Now there is another option, the new Hangar Hotel which provides an entirely different getaway experience. When I first saw it, I thought that I would be sleeping in a converted hangar and didn't expect much, however, the unassuming exterior makes the hotel that much more attractive when you step inside. Owner Richard Estenson tells me that he thinks of the 40s as one of the most romantic eras of the 20th century (think Casablanca). He decided to create a hotel that combines his love of aviation with his fondness for the South Pacific WWII era.

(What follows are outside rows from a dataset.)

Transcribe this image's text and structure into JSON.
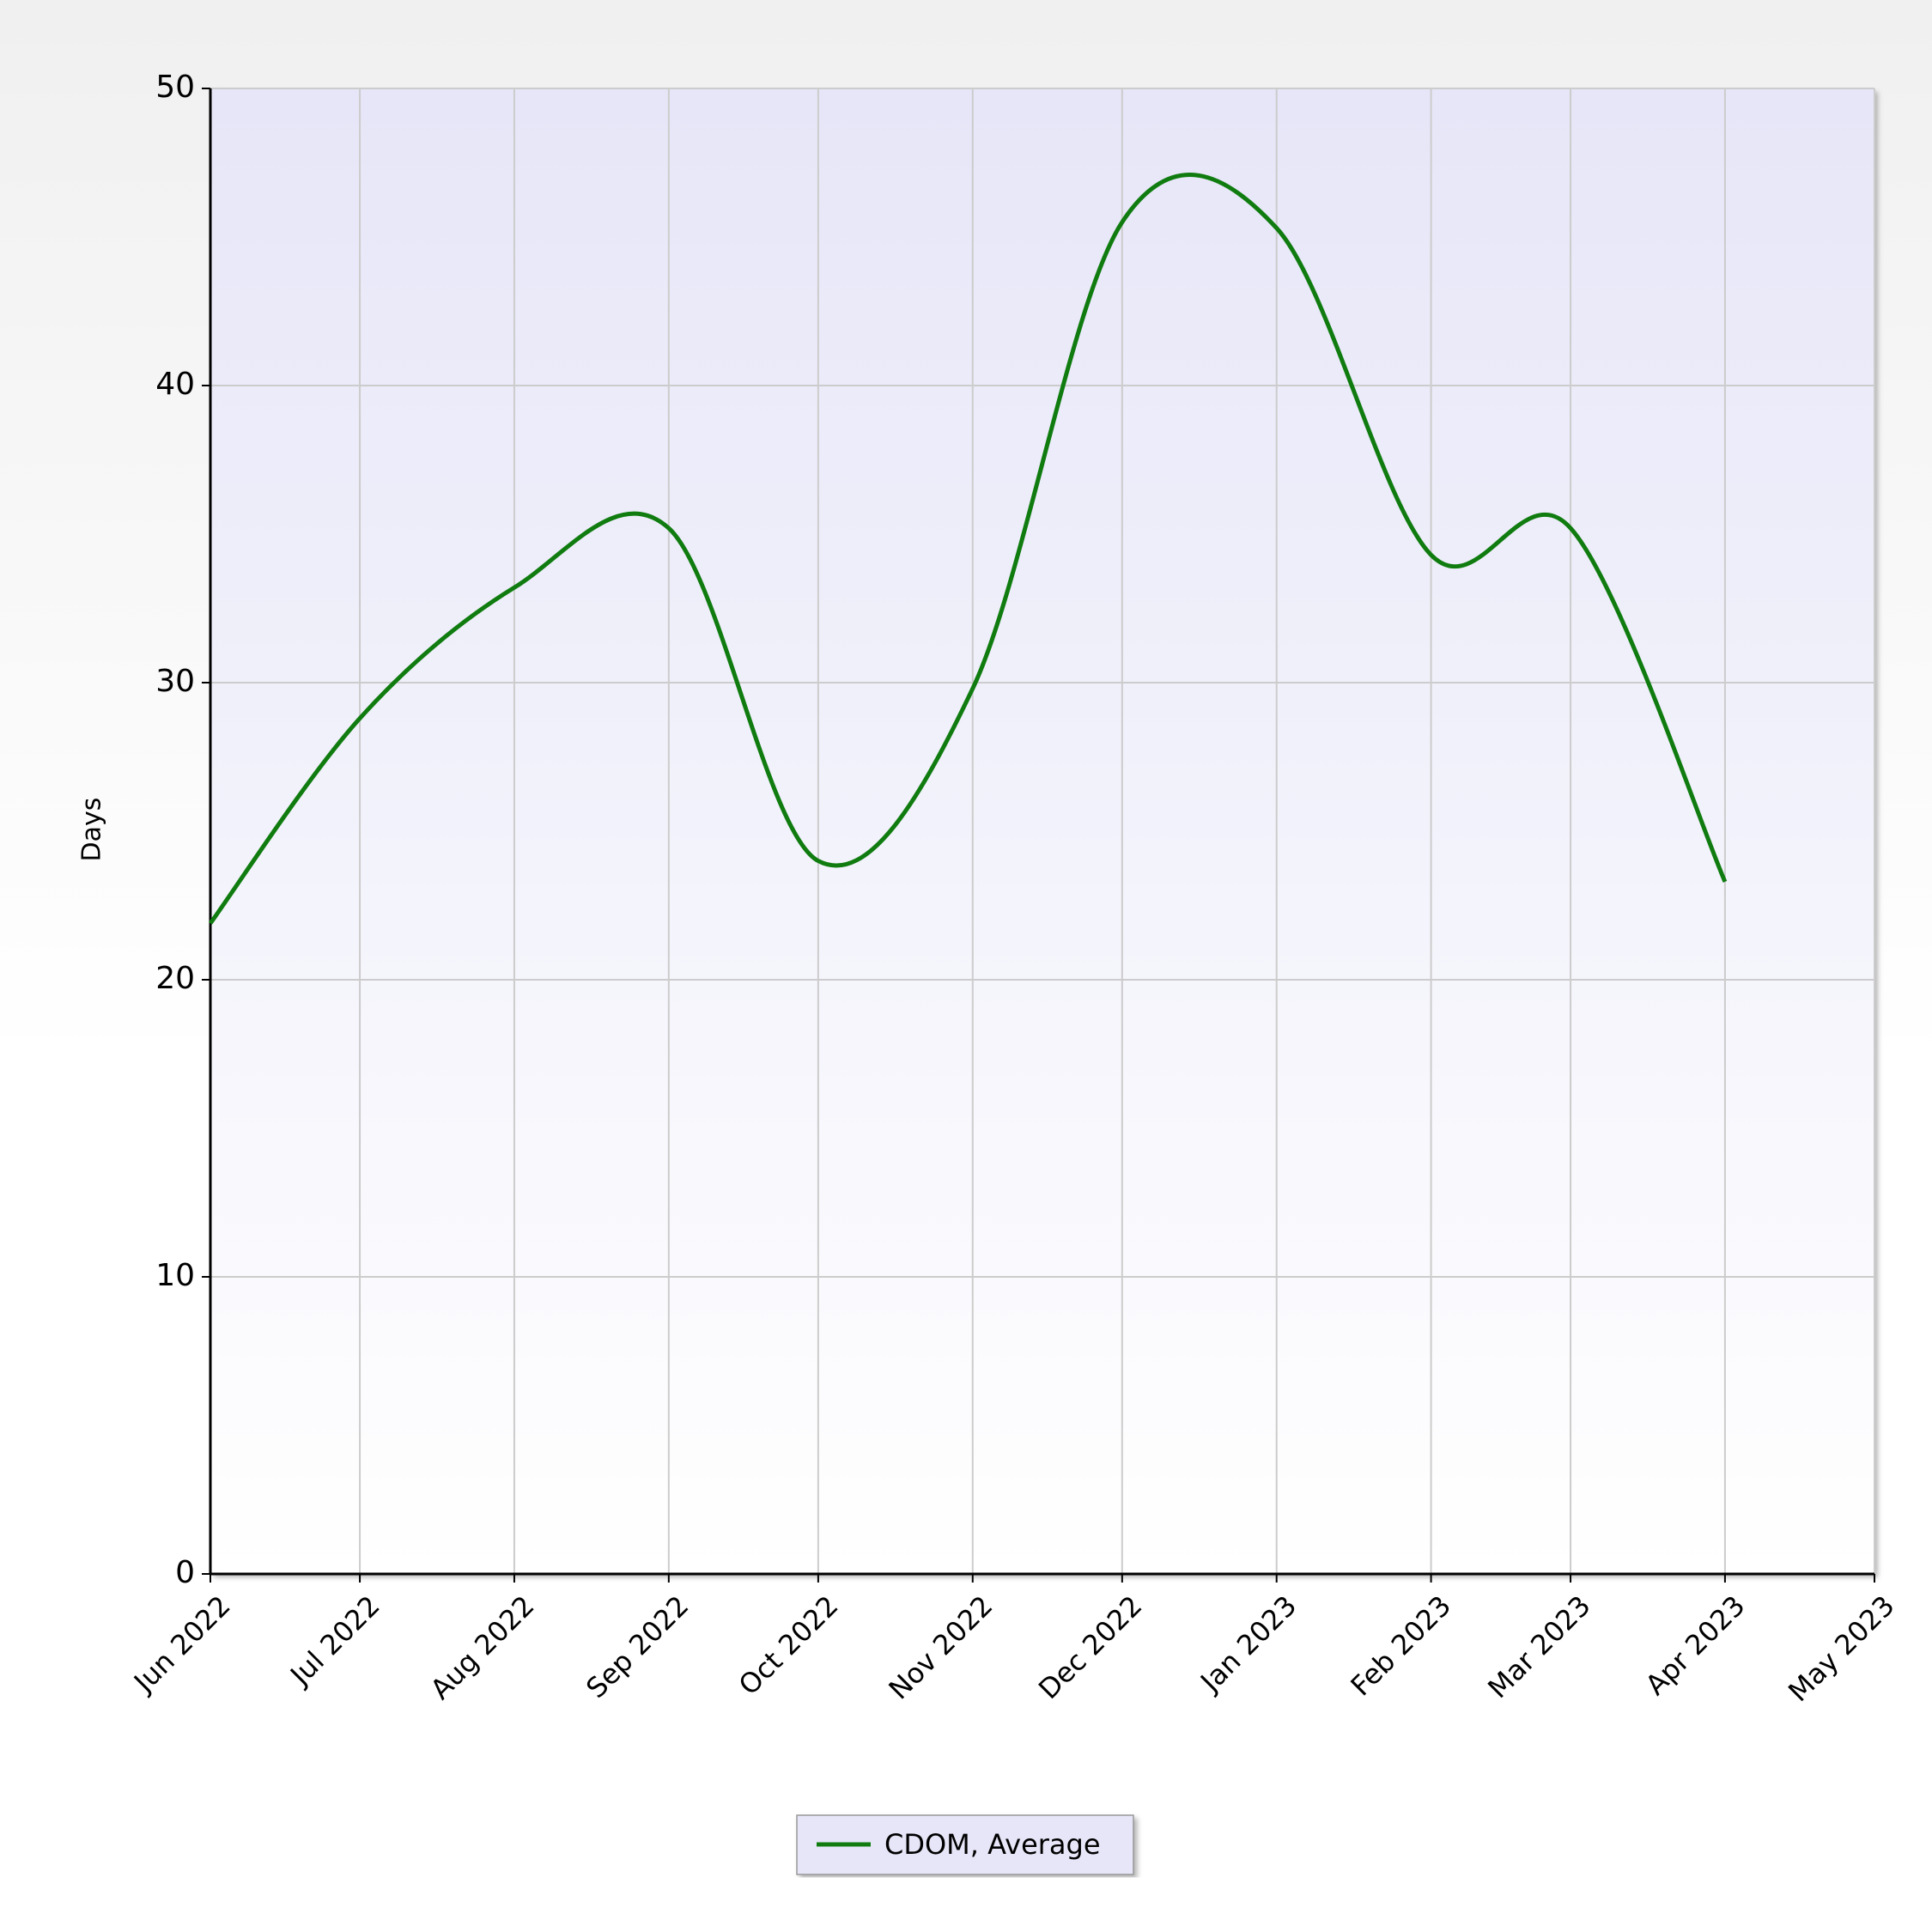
{
  "chart_data": {
    "type": "line",
    "y_label": "Days",
    "x": [
      "2022-06",
      "2022-07",
      "2022-08",
      "2022-09",
      "2022-10",
      "2022-11",
      "2022-12",
      "2023-01",
      "2023-02",
      "2023-03",
      "2023-04"
    ],
    "series": [
      {
        "name": "CDOM, Average",
        "color": "#107c10",
        "values": [
          21.9,
          28.8,
          33.2,
          35.2,
          24.0,
          29.8,
          45.5,
          45.3,
          34.3,
          35.2,
          23.3
        ]
      }
    ],
    "xlim": [
      "2022-06",
      "2023-05"
    ],
    "xticks": [
      {
        "value": "2022-06",
        "label": "Jun 2022"
      },
      {
        "value": "2022-07",
        "label": "Jul 2022"
      },
      {
        "value": "2022-08",
        "label": "Aug 2022"
      },
      {
        "value": "2022-09",
        "label": "Sep 2022"
      },
      {
        "value": "2022-10",
        "label": "Oct 2022"
      },
      {
        "value": "2022-11",
        "label": "Nov 2022"
      },
      {
        "value": "2022-12",
        "label": "Dec 2022"
      },
      {
        "value": "2023-01",
        "label": "Jan 2023"
      },
      {
        "value": "2023-02",
        "label": "Feb 2023"
      },
      {
        "value": "2023-03",
        "label": "Mar 2023"
      },
      {
        "value": "2023-04",
        "label": "Apr 2023"
      },
      {
        "value": "2023-05",
        "label": "May 2023"
      }
    ],
    "ylim": [
      0,
      50
    ],
    "yticks": [
      0,
      10,
      20,
      30,
      40,
      50
    ],
    "grid": true,
    "legend": "bottom"
  }
}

Hangar Hotel - Fredericksburg, Texas

Estenson was a pilot who wanted to fly in a fighter plane, yet he ended up becoming an engineer. Twelve years ago, attracted to the German culture and the sense of community, he moved with his family to Fredericksburg and bought the Brewery Restaurant and B&B. He then moved on to fulfill his dream of creating a hotel with the feeling of a wartime South Pacific air force base and he put an incredible amount of effort into researching and constructing his vision down to the last detail. Outside of the hotel is a billboard featuring a 40s pinup girl, a large searchlight, a palm tree, and the Airport Diner -- all are extremely authentic looking. The construction took two years and Estenson is pleased with the looks of surprise when guests walk in after seeing the understated outside to find the elegant boutique hotel inside.

Decorative influences continue right down to the last detail; there are even palm tree motifs to be found in the carpets and curtains which are reminiscent of the South Pacific.

This hotel theme fits in nicely with the impressive collection of WWII and South Pacific artifacts at the nearby National Museum of the Pacific War.

Tennis courts, a golf course and a swimming pool are nearby and there is a golf cart path that will allow guests to borrow a cart from the hotel and access these facilities during longer stays.

Hangar Hotel lobby

Staying at the Hangar Hotel is a real experience, from looking at planes taking off from the special observation deck, to eating at the authentic diner, to having a drink at the officers club and enjoying a game of pool before dinner. The decor is plain as Estenson has tried to stay within his theme down to the black, 40s-style dial telephones on the tables but all of the items are of excellent quality. Each room has a king bed made of mahogany wood with rattan inserts, a comfortable chair and ottoman made from brown bomber leather, and a retro black and white tiled bathroom. To further attract women for weekend getaways, I would recommend room service and more extensive television/movie services be added in the future.

Rates range from a reasonable $95 to $139 a night and include a breakfast of your choice at the Airport Diner. The diner really brought me back in time with its roomy booths and long marble counter and gleaming leather stools. The food is that pre-Atkins delicious fare such as burgers, milk shakes and hand battered onion rings. I especially enjoyed my breakfasts of hearty omelets and delicious waffles washed down with cups of smooth tasting coffee.

There are excellent restaurants nearby and one of the nicest is the Cotton Gin where the mixture of German and Tex-Mex culture is obvious as it is in many of the restaurants. Excellent service and an inviting atmosphere, due to the presence of an antique cotton gin, a large stone fireplace and a lovely stained glass window give the place an a nice upscale rural feel- I had to keep reminding myself that I was in Texas.

Don't leave Texas Hill Country without a trip to the Fredericksburg Herb Farm, where herbal remedies and handmade candles are sold. There is a lovely wildflower garden, a spa and a quaint tea room amongst the herb gardens.

Fredericksburg Herb Farm Wildflower Garden

The dedication that Fredericksburg locals show to their history and to their present-day community life sets this town apart and makes it a natural choice for an enjoyable getaway that is a bit out of the ordinary.

There is something for the history buff, power shoppers, aviation lovers and anyone who enjoys friendly people, great food and a chance to lose yourself in another place and time.